While specific project plans are still being discussed for 2012, Auglaize County Engineer’s Office administrators know what kind of prices they are looking at for stone and concrete materials to complete some of the projects.
Bids for the rock and gravel aggregate recently were received by the Engineer’s Office and the two products are to be used as needed throughout the year. All bids were accepted and a company will be selected for each project to the best advantage of the county.
“We accept all bids due to the fact, if our job site is nearby a quarry, paying an extra 15 cents per ton for a short haul distance is much more cost effective than putting extra trucks and labor to a job because the quarry with the low bid was 15 miles away,” Auglaize County Engineer Doug Reinhart said. “Also by the fact that diesel fuel is now approaching $4 a gallon, added fuel costs due to a long haul can easily outweigh a 15 cent per ton difference in the aggregate.”
Submitting bids for rock and gravel were Con-Ag, of St. Marys, Duff Quarry, of Huntsville, National Lime and Stone Company, of Wapakoneta, and Spring Creek Corporation, of Minster.
Reinhart said aggregate bids somewhat stabilized with approximately a 15 cent per ton increase from last year.
Spring Creek Concrete also submitted a bid for transit mix concrete, as did Ohio Ready Mix, of Huntsville, and Quality Ready Mix, of St. Marys.
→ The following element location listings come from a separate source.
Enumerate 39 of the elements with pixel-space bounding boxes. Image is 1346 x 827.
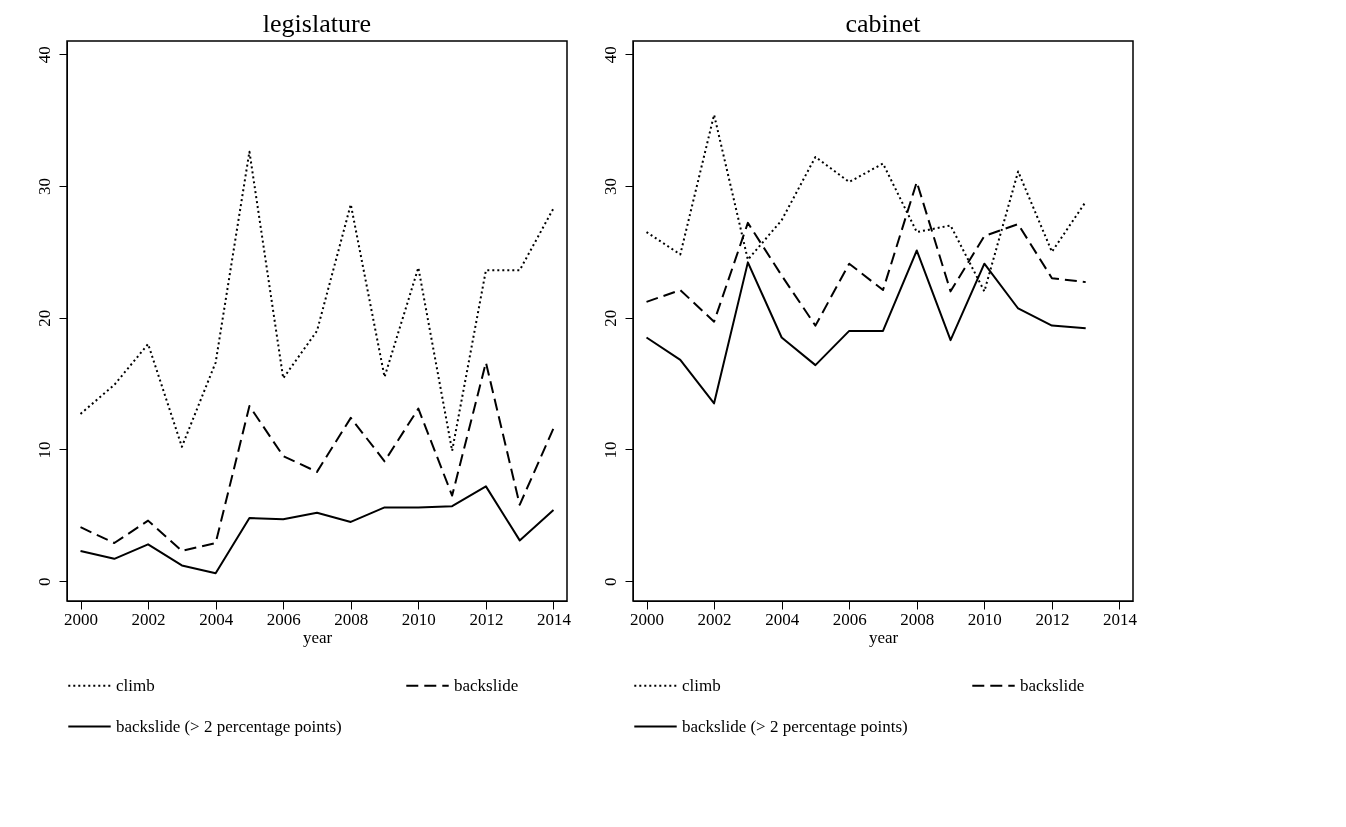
legend-label: backslide (> 2 percentage points) [682,716,908,736]
legend-label: backslide [454,675,519,695]
y-tick-label: 10 [600,441,620,459]
y-tick-label: 30 [600,177,620,195]
x-tick-label: 2004 [765,609,800,629]
x-tick-label: 2002 [697,609,732,629]
chart-title: legislature [262,9,372,38]
y-tick-label: 30 [34,177,54,195]
legend-label: climb [682,675,721,695]
chart-title: cabinet [845,9,922,38]
x-axis-title: year [868,627,899,647]
legend-label: backslide (> 2 percentage points) [116,716,342,736]
line-series [79,361,555,552]
x-tick-label: 2012 [1035,609,1070,629]
y-tick-label: 20 [600,309,620,327]
x-tick-label: 2002 [131,609,166,629]
legend-label: backslide [1020,675,1085,695]
x-tick-label: 2000 [630,609,665,629]
x-tick-label: 2000 [64,609,99,629]
y-tick-label: 40 [600,46,620,64]
y-tick-label: 40 [34,46,54,64]
y-tick-label: 10 [34,441,54,459]
x-tick-label: 2012 [469,609,504,629]
x-tick-label: 2014 [536,609,572,629]
line-series [79,485,555,575]
x-tick-label: 2010 [967,609,1002,629]
x-tick-label: 2010 [401,609,436,629]
x-tick-label: 2008 [334,609,369,629]
x-tick-label: 2006 [832,609,867,629]
y-tick-label: 20 [34,309,54,327]
x-tick-label: 2006 [266,609,301,629]
legend-label: climb [116,675,155,695]
x-tick-label: 2008 [900,609,935,629]
x-axis-title: year [302,627,333,647]
y-tick-label: 0 [34,577,54,586]
x-tick-label: 2014 [1102,609,1138,629]
x-tick-label: 2004 [199,609,234,629]
line-series [79,150,555,452]
y-tick-label: 0 [600,577,620,586]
“With 2012 income being below that of 2006, even with a mild winter, we will see our sealing program increase because of the number of miles that need attention,” Reinhart said.
He anticipated the sealing program using more than 3,000 tons of stone.
“Overall though, total tonnage of stone to be purchased will be down due to the fact we used less sand for our snow and ice control and I’m now using milled asphalt grindings versus stone on roadway projects whenever possible,” Reinhart said.
The Engineer’s Office has less than $2 per ton in grindings versus $6.50 per ton for stone to be used for base material.
Reinhart said even with the leveling off of prices this year, since 2006, the price of stone at the quarry has increased 75 percent.
“Any dollars saved from the mild winter will be rolled into the resurfacing program, which is contracted,” Reinhart said. “I will determine that program in mid-or late April when the winter costs have been completed and I drive the 350-mile system to prioritize the paving and seal programs.”
The cost per cubic yard delivered dropped by $2 for concrete, but there are fuel surcharges that may potentially bring that number back up to the 2011 level.
Reinhart anticipated purchasing a total of approximately 400 cubic yards of concrete this year for the bridge/culvert program. He hoped to have that planned by the end of the month.